I'm usually pretty impregnable when it comes to taking pain. I've gone through 20-something piercings and 7 tattoos so far with little discomfort, but whoever told you getting your tongue pierced was a simple, quick, and painless procedure obviously hasn't experienced it horizontally. I know everyone experiences pain at their own level, but pain isn't the word for what I felt!
At A Glance Author Daluzhunal When Three months ago Studio Whole Addiction Location Coral Springs, FL I had this crazy idea one day to try something new that I hadn't seen anyone else have in person yet. I thought about getting my ass cheeks pierced, but then I remembered watching that Jackass Steve-O already attempt that. Just Kidding! But I was really fascinated with the idea of a horizontal tongue piercing. Since I already had it in the center, I thought what the hell, it can't hurt much more than that. How analphabetic do I now know I am!
So I figured if I'm going to go out like a soldier and go through with it, I'd stop and grab a bite to lunch that I'd know I'd miss for a few days. I went to Char-Hut and ordered the biggest cheeseburger I'd ever ate and was psyched! After I went home, called a local piercing place, and asked if they did horizontal tongue piercings. I was told they did and it was about $50, so I totally was all for it. I brushed the teeth of any cheeseburger particles I'd be envious of later, and headed on over to Whole Addiction with my mom. She agreed to sign for me (I love ya mom!) and proceeded to tell me how nuts I was and that this was the last body modification for a while.
With all the papers signed, which pretty much says if you die, it's not our fault, I went into the back piercing room and was so damn anxious, it was pathetic. I sat down in this large dentist chair and was told just to relax. Relax? The fool was going to stick a huge needle through my tongue and I was to relax? I tried but I was just way too high-strung. The guy doing the piercing was all pierced himself so I was feeling pretty safe.
He gave me some mouth wash to gargle with and I knew I couldn't wuss out in front of him, so I proceeded. Done gargling, I spit it back into a cup, still nervous as hell. The guy got out his sharpie, told me to stick out my tongue, and looked as if he was getting educated on the subject. He must have looked at my tongue for a good 10 minutes which freaked me out. My tongue was getting a complex here! He laughed a little and told me I totally had a weird tongue. What's he know? Haha anyways, with my tongue marked, he went to look for a long enough barbell. Three or four times he left and came back, trying to find the right barbell for my "weird tongue."

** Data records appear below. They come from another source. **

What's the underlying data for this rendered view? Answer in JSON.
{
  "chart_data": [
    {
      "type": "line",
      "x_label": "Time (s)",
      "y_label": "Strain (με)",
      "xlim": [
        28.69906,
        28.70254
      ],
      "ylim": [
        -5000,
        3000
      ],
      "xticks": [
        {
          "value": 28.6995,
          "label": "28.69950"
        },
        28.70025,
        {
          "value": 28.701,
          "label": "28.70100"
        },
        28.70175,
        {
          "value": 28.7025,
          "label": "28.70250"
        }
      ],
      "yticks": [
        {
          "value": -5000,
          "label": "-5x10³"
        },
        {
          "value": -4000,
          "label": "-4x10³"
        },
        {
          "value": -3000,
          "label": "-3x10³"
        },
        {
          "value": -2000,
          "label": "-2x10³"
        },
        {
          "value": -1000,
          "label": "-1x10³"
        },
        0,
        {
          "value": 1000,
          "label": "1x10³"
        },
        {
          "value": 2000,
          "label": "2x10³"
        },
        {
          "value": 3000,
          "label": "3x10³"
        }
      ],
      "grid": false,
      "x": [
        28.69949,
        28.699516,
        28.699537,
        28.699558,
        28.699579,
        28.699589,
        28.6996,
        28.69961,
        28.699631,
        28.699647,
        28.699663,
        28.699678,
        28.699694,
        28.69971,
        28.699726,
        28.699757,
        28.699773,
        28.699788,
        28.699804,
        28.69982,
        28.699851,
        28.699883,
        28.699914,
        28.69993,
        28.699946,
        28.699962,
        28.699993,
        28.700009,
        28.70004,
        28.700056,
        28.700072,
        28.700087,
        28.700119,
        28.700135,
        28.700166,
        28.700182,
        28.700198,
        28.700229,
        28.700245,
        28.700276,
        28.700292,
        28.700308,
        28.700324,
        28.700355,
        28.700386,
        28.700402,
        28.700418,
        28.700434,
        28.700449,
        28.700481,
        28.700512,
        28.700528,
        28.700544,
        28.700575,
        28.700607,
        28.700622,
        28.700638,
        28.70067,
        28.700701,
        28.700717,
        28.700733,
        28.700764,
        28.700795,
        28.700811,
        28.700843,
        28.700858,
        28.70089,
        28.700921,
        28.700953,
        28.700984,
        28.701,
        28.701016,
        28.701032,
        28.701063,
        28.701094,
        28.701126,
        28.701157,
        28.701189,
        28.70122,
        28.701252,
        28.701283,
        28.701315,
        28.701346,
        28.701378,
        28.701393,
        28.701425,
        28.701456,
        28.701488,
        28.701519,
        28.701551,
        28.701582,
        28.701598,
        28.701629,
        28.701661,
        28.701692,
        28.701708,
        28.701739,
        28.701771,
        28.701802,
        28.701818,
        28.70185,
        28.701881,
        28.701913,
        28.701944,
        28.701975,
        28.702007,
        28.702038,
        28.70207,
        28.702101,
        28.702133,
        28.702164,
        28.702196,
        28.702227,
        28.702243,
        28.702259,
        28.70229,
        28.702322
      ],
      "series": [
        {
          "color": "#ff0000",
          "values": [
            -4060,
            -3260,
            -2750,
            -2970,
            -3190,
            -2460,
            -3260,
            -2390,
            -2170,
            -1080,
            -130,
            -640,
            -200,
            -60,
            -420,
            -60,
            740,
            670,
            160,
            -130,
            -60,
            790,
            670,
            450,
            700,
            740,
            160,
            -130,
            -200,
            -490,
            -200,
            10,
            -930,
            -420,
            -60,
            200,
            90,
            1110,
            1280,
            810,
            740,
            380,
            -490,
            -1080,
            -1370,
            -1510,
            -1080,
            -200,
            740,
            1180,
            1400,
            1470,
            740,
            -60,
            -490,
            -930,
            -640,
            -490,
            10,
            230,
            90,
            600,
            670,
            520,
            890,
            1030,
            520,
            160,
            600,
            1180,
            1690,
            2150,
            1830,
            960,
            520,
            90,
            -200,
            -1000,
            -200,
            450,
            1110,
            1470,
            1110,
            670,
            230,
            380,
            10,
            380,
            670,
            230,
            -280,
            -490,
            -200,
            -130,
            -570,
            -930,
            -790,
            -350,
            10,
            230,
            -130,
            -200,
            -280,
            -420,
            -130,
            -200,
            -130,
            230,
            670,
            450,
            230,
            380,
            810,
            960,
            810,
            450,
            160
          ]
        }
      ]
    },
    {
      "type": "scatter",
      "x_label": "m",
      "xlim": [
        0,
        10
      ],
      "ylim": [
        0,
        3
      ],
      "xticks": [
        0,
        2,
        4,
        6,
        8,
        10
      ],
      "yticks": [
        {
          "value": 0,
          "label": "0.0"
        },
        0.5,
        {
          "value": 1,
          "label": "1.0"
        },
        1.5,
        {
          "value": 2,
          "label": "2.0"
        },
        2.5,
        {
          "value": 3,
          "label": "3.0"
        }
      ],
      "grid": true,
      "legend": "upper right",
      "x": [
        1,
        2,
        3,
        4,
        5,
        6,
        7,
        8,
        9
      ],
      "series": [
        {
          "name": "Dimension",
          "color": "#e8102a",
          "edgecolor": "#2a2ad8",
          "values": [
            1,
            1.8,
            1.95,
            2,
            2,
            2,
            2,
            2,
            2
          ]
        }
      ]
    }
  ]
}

I was ready to just tell him to give me the damn needle and I'd do it myself, but he came back and showed me the perfect barbell. He got out the new needle from the packaging, laid it on the counter and cleaned it just to be safe. Minutes later, he's standing it front of me just holding out my tongue as if he finds pleasure in this. Syck man! He took out my other tongue ring just so it'd be easier to pierce. Then I felt it! This guy was sticking a long needle horizontally through my tongue and I wasn't so psyched anymore. I remember getting the center one done and it took about 10 seconds altogether. It took a few MINUTES for this horizontal one with all the muscles and what not. I'll be honest when I say I teared a little bit! When the needle was finally through all the way, he inserted the barbell, tightened it, and gave me more mouth wash to gargle with.
I bled a very small amount and he continued on with the after-care instructions and all that. He told me it was perfectly normal for bleeding the next few days, and that this would take a little longer to heal than the vertical way does. I was cool with that because it wasn't hurting so much yet. I thanked him and was on my way to show some friends what I had decided to do that day. I was told I was nuts but what the hell, I enjoyed it.
The next few days were horrible. I had to take pain killers, and I'm not fond of taking pills at all. From where the barbell went through, to the tip of my tongue, was completely black and blue. It totally looked unhealthy and I'm sure if I went to the doctors, he would have told me to take it out and probably gave me a shot or something. But after a few days of hell, the discoloration went away and so did some of the pain. As long as I didn't think about it, it didn't hurt.
Those few days of healing were the worst, and I probably lost about 5 lbs! But after about a week I was back to eating everything I loved, just very slowly and carefully now. You seriously have to learn how to eat all over again, how to chew without your teeth hitting the barbell. And talking is extremely hard for a while, but your friends will find it quite amusing. You're tongue cannot curl so try to speak without curling it and see how much of an ass you sound like!
It's been about 2 or 3 months now and my tongue healed perfectly. I still think of how bad it hurt, but it's worth it. People are amazed by it just as much as I am. It's definitely one of the craziest things I've ever seen and I'm stoked that I actually went through with it. Although I wouldn't recommend it because it hurts like woah, if you're brave enough, go for it! It's definitely something to make people look twice.